This is rather a theme for NIST selected algorithms. AES includes a number of operations on a binary field and CPUs generally don't implement binary field operations because they aren't really useful for anything else. So many software implementations of AES include four, 1024-byte tables of results in that field in order to achieve reasonable performance. However, these table lookups cause a timing side-channel which is fairly effective even over a network. On the same machine, where the CPU cache state can be probed more directly, it's very effective.
In response to this, some AES implementations made their tables smaller to reduce the leak. That's obviously an improvement, but it came at the cost of slowing AES down and AES was never very quick to start off with. And while a smaller leak is better, AES is supposed to be operating at (at least) an 128-bit security level!

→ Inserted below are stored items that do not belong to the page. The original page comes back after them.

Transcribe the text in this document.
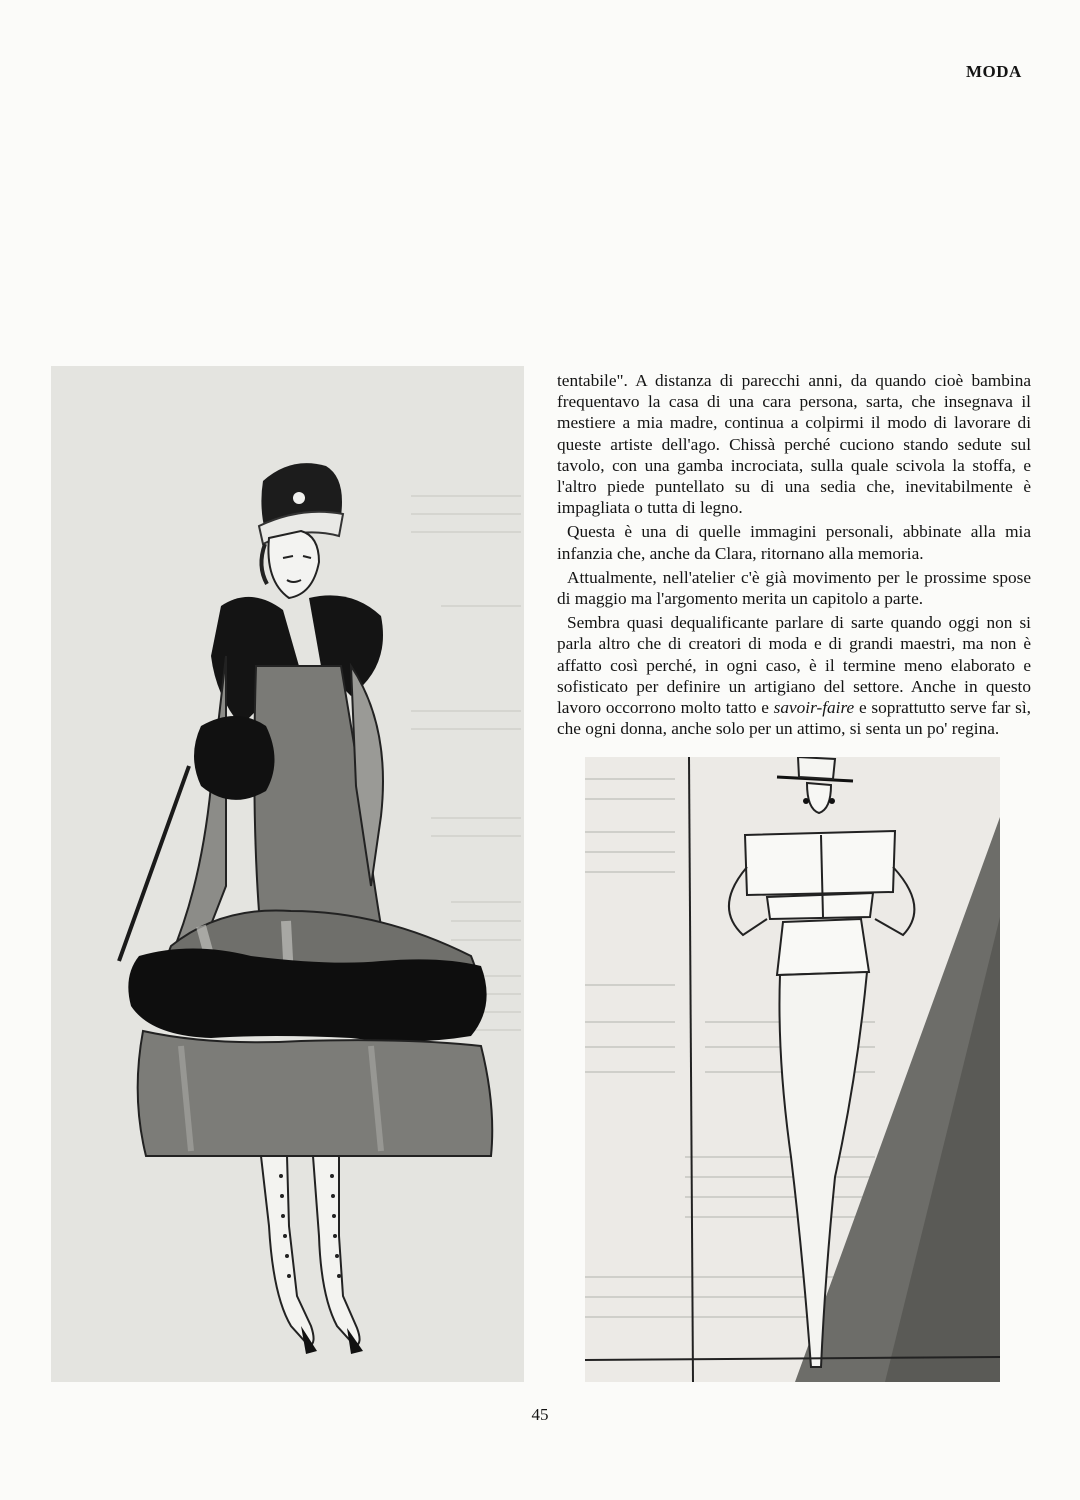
MODA

tentabile". A distanza di parecchi anni, da quando cioè bambina frequentavo la casa di una cara persona, sarta, che insegnava il mestiere a mia madre, continua a colpirmi il modo di lavorare di queste artiste dell'ago. Chissà perché cuciono stando sedute sul tavolo, con una gamba incrociata, sulla quale scivola la stoffa, e l'altro piede puntellato su di una sedia che, inevitabilmente è impagliata o tutta di legno.

Questa è una di quelle immagini personali, abbinate alla mia infanzia che, anche da Clara, ritornano alla memoria.

Attualmente, nell'atelier c'è già movimento per le prossime spose di maggio ma l'argomento merita un capitolo a parte.

Sembra quasi dequalificante parlare di sarte quando oggi non si parla altro che di creatori di moda e di grandi maestri, ma non è affatto così perché, in ogni caso, è il termine meno elaborato e sofisticato per definire un artigiano del settore. Anche in questo lavoro occorrono molto tatto e savoir-faire e soprattutto serve far sì, che ogni donna, anche solo per un attimo, si senta un po' regina.

45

Next, the mode recommended for AES by NIST is GCM: it's AES in counter mode coupled with a polynomial authenticator. Cryptographically this is perfectly sensible but the polynomial authenticator uses binary fields again. For a hardware implementation, this is another gift but software implementations need, yet again, tables in memory to implement it at reasonable speed.
Tables not only cause problems with timing side-channels, they also cause slowdowns that don't appear in micro-benchmarks. Tables are great when the benchmark is running with a single key and they are contained in L1 cache. But when running in a larger system, the cache pressure causes slowdowns and the real-world speed of an such an algorithm can be dramatically less than the benchmarks suggest.

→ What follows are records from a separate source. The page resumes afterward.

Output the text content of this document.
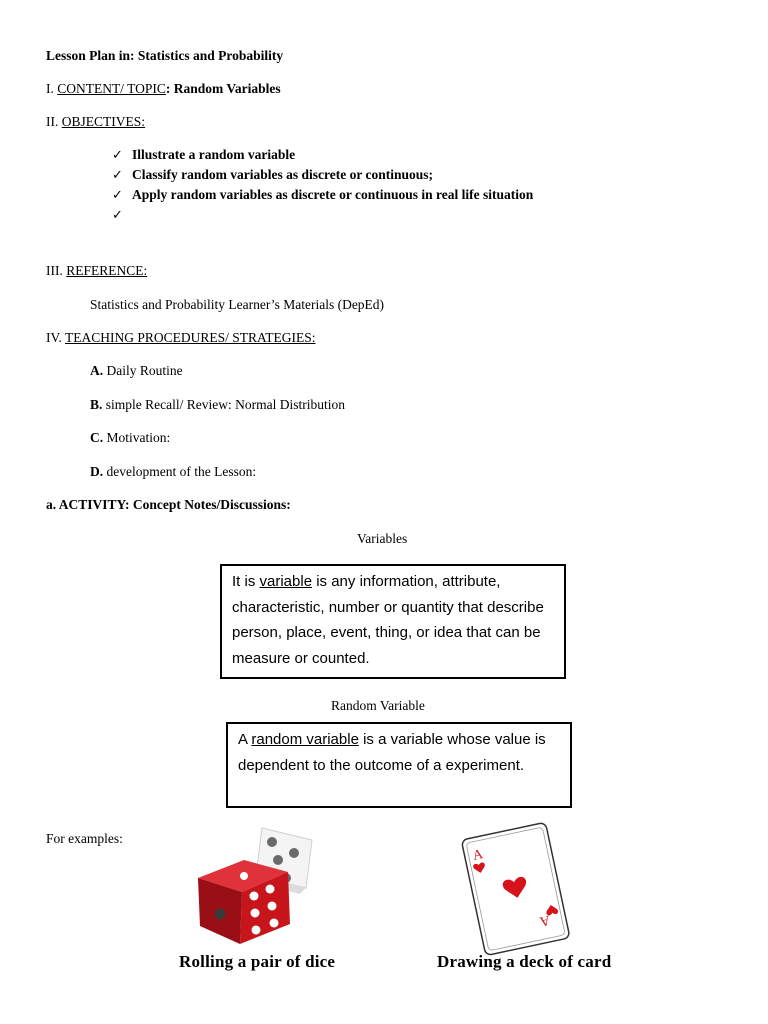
Lesson Plan in: Statistics and Probability
I. CONTENT/ TOPIC: Random Variables
II. OBJECTIVES:
✓ Illustrate a random variable
✓ Classify random variables as discrete or continuous;
✓ Apply random variables as discrete or continuous in real life situation
✓
III. REFERENCE:
Statistics and Probability Learner’s Materials (DepEd)
IV. TEACHING PROCEDURES/ STRATEGIES:
A. Daily Routine
B. simple Recall/ Review: Normal Distribution
C. Motivation:
D. development of the Lesson:
a. ACTIVITY: Concept Notes/Discussions:
Variables
It is variable is any information, attribute, characteristic, number or quantity that describe person, place, event, thing, or idea that can be measure or counted.
Random Variable
A random variable is a variable whose value is dependent to the outcome of a experiment.
For examples:
A
A
Rolling a pair of dice	Drawing a deck of card
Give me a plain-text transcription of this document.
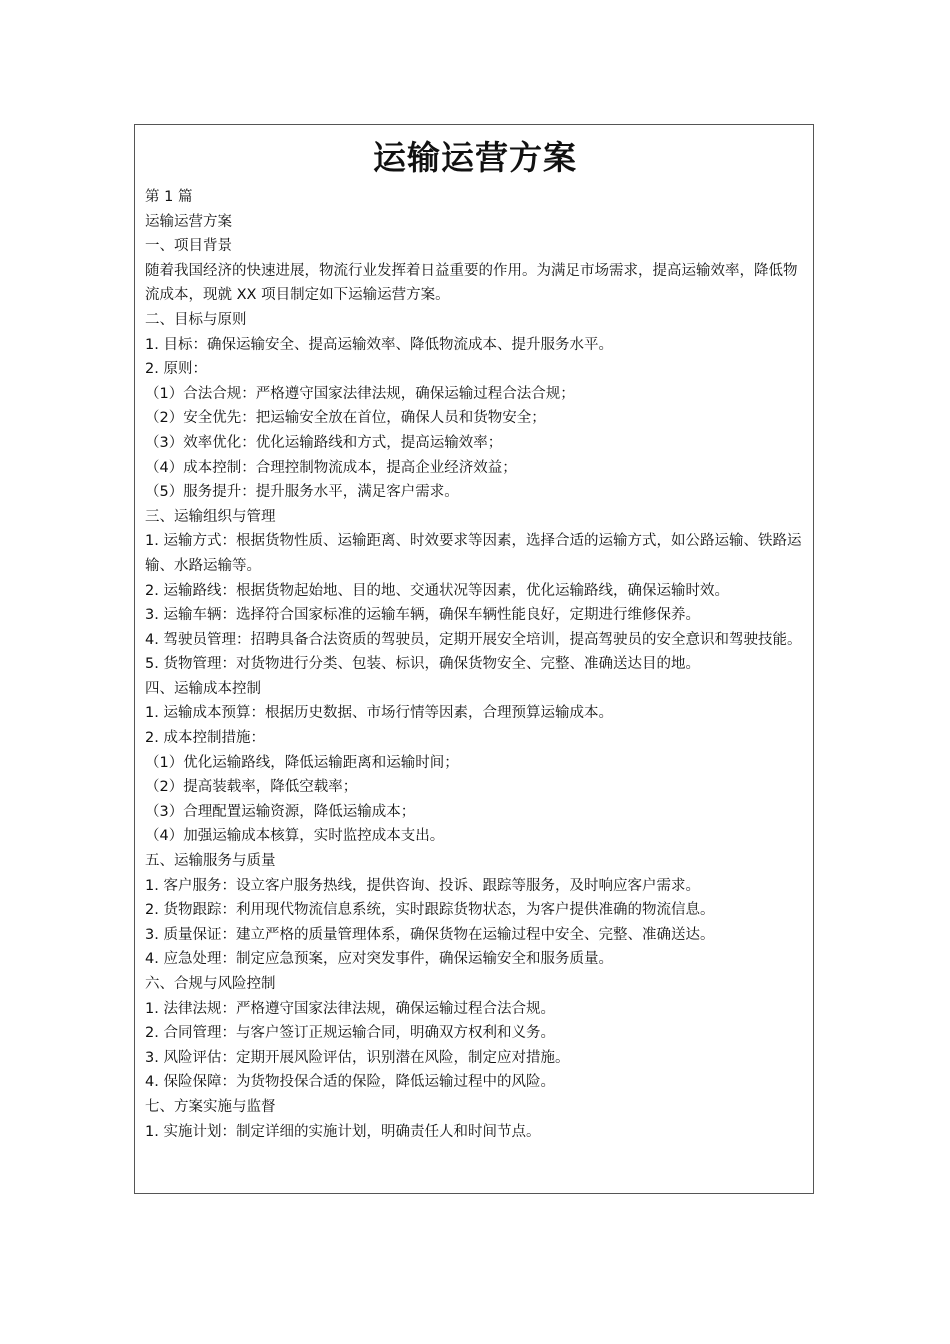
运输运营方案
第 1 篇
运输运营方案
一、项目背景
随着我国经济的快速进展，物流行业发挥着日益重要的作用。为满足市场需求，提高运输效率，降低物流成本，现就 XX 项目制定如下运输运营方案。
二、目标与原则
1. 目标：确保运输安全、提高运输效率、降低物流成本、提升服务水平。
2. 原则：
（1）合法合规：严格遵守国家法律法规，确保运输过程合法合规；
（2）安全优先：把运输安全放在首位，确保人员和货物安全；
（3）效率优化：优化运输路线和方式，提高运输效率；
（4）成本控制：合理控制物流成本，提高企业经济效益；
（5）服务提升：提升服务水平，满足客户需求。
三、运输组织与管理
1. 运输方式：根据货物性质、运输距离、时效要求等因素，选择合适的运输方式，如公路运输、铁路运输、水路运输等。
2. 运输路线：根据货物起始地、目的地、交通状况等因素，优化运输路线，确保运输时效。
3. 运输车辆：选择符合国家标准的运输车辆，确保车辆性能良好，定期进行维修保养。
4. 驾驶员管理：招聘具备合法资质的驾驶员，定期开展安全培训，提高驾驶员的安全意识和驾驶技能。
5. 货物管理：对货物进行分类、包装、标识，确保货物安全、完整、准确送达目的地。
四、运输成本控制
1. 运输成本预算：根据历史数据、市场行情等因素，合理预算运输成本。
2. 成本控制措施：
（1）优化运输路线，降低运输距离和运输时间；
（2）提高装载率，降低空载率；
（3）合理配置运输资源，降低运输成本；
（4）加强运输成本核算，实时监控成本支出。
五、运输服务与质量
1. 客户服务：设立客户服务热线，提供咨询、投诉、跟踪等服务，及时响应客户需求。
2. 货物跟踪：利用现代物流信息系统，实时跟踪货物状态，为客户提供准确的物流信息。
3. 质量保证：建立严格的质量管理体系，确保货物在运输过程中安全、完整、准确送达。
4. 应急处理：制定应急预案，应对突发事件，确保运输安全和服务质量。
六、合规与风险控制
1. 法律法规：严格遵守国家法律法规，确保运输过程合法合规。
2. 合同管理：与客户签订正规运输合同，明确双方权利和义务。
3. 风险评估：定期开展风险评估，识别潜在风险，制定应对措施。
4. 保险保障：为货物投保合适的保险，降低运输过程中的风险。
七、方案实施与监督
1. 实施计划：制定详细的实施计划，明确责任人和时间节点。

But there's no reason why a polynomial authenticator needs to use binary fields. Why not use a field that CPUs actually implement? If you do so you get a very fast authenticator with dramatically improved key agility.

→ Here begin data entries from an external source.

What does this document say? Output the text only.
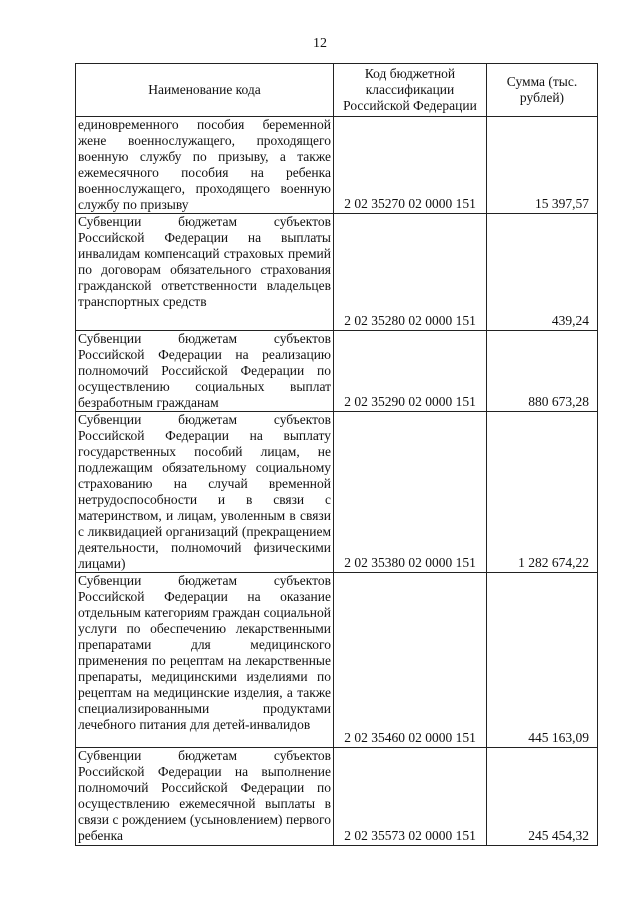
12
Наименование кода	Код бюджетной классификации Российской Федерации	Сумма (тыс. рублей)

единовременного пособия беременной жене военнослужащего, проходящего военную службу по призыву, а также ежемесячного пособия на ребенка военнослужащего, проходящего военную службу по призыву	2 02 35270 02 0000 151	15 397,57

Субвенции бюджетам субъектов Российской Федерации на выплаты инвалидам компенсаций страховых премий по договорам обязательного страхования гражданской ответственности владельцев транспортных средств	2 02 35280 02 0000 151	439,24

Субвенции бюджетам субъектов Российской Федерации на реализацию полномочий Российской Федерации по осуществлению социальных выплат безработным гражданам	2 02 35290 02 0000 151	880 673,28

Субвенции бюджетам субъектов Российской Федерации на выплату государственных пособий лицам, не подлежащим обязательному социальному страхованию на случай временной нетрудоспособности и в связи с материнством, и лицам, уволенным в связи с ликвидацией организаций (прекращением деятельности, полномочий физическими лицами)	2 02 35380 02 0000 151	1 282 674,22

Субвенции бюджетам субъектов Российской Федерации на оказание отдельным категориям граждан социальной услуги по обеспечению лекарственными препаратами для медицинского применения по рецептам на лекарственные препараты, медицинскими изделиями по рецептам на медицинские изделия, а также специализированными продуктами лечебного питания для детей-инвалидов	2 02 35460 02 0000 151	445 163,09

Субвенции бюджетам субъектов Российской Федерации на выполнение полномочий Российской Федерации по осуществлению ежемесячной выплаты в связи с рождением (усыновлением) первого ребенка	2 02 35573 02 0000 151	245 454,32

So why does NIST continually pick algorithms that aren't suited to software implementations? One of my colleagues proffers (somewhat jokingly) a conspiracy theory but I suspect that the answer is much more mundane. At USENIX Security this year, Dickie George gave an excellent keynote involving some NSA history and described how they would spend a decade or more designing a cryptographic system from the chip upwards. Everything was custom built, carefully designed and it was a completely closed system. It's certainly nice to be able to do that!
If you're designing such a system, of course you would be orientated towards hardware. Every implementation of your system would be a custom-designed chip; there's no benefit to making something easy to implement on commodity systems. And, in that world, AES, GCM, and SHA3 make a lot of sense. As the GCM paper says, “binary Galois ﬁeld multiplication is especially suitable for hardware implementations”. I'm assuming that there's a fair amount of shared worldview between NIST and the NSA, but that doesn't seem unreasonable.
(In a NIST paper about the selection of AES they state: “table lookup: not vulnerable to timing attacks.” Oops. If you're building your own hardware, maybe.)
I'm not suggesting that the NSA is actually using AES, GCM etc in their own designs. But a generation or more of cryptographers from that world are probably comfortable with features that were chosen with hardware in mind. Those features, like binary fields, are what they will naturally gravitate towards.
People who aren't in the situation of designing custom chips, but rather have to design protocols for implementation on a menagerie of commodity chips, might want to consider that NIST doesn't appear to have them in mind. Although hardware implementations of AES have existed for a while, unless they are CPU instructions (like AES-NI), then the system-call overhead can cause the acceleration to be slower than the plain CPU for common, 1400-byte, chunk sizes. Even when you have a CPU instruction to implement AES and GCM, it's unlikely that all the chips that your code is going to run on will be so endowed.
Hardware implementations of these, poorly-suited primitives also take chip area and development time away from other tasks. Why not choose primitives that use CPU abilities that lots of code benefits from? Then optimisations of those CPU instructions lifts all boats.
So if you want to pick algorithms designed for CPUs, try Salsa20 rather than AES and Poly1305 rather than GCM. But we don't have a great answer for a modern hash function I'm afraid, and that's a little disappointing. SHA-2 is fine for now, although Zooko has some thoughts on the matter.
(I should note that, thanks to some great work by djb, Peter Schwabe, Emilia Käsper and others, we do have bitsliced, constant-time implementations of AES now that run reasonably fast (for AES). But it's only effective for counter mode, and
I believe that it needs long streams of data to achieve its headline speed. (A commenter pointed out that it can be made to work with only 8 blocks. Later, another pointed out that that I'm doubly wrong! We can do it for single blocks in reasonable time.) That's great, but it took 10 years of optimisation work and implies that AES can only be effectively implemented by some of the best practical cryptographers in the world.)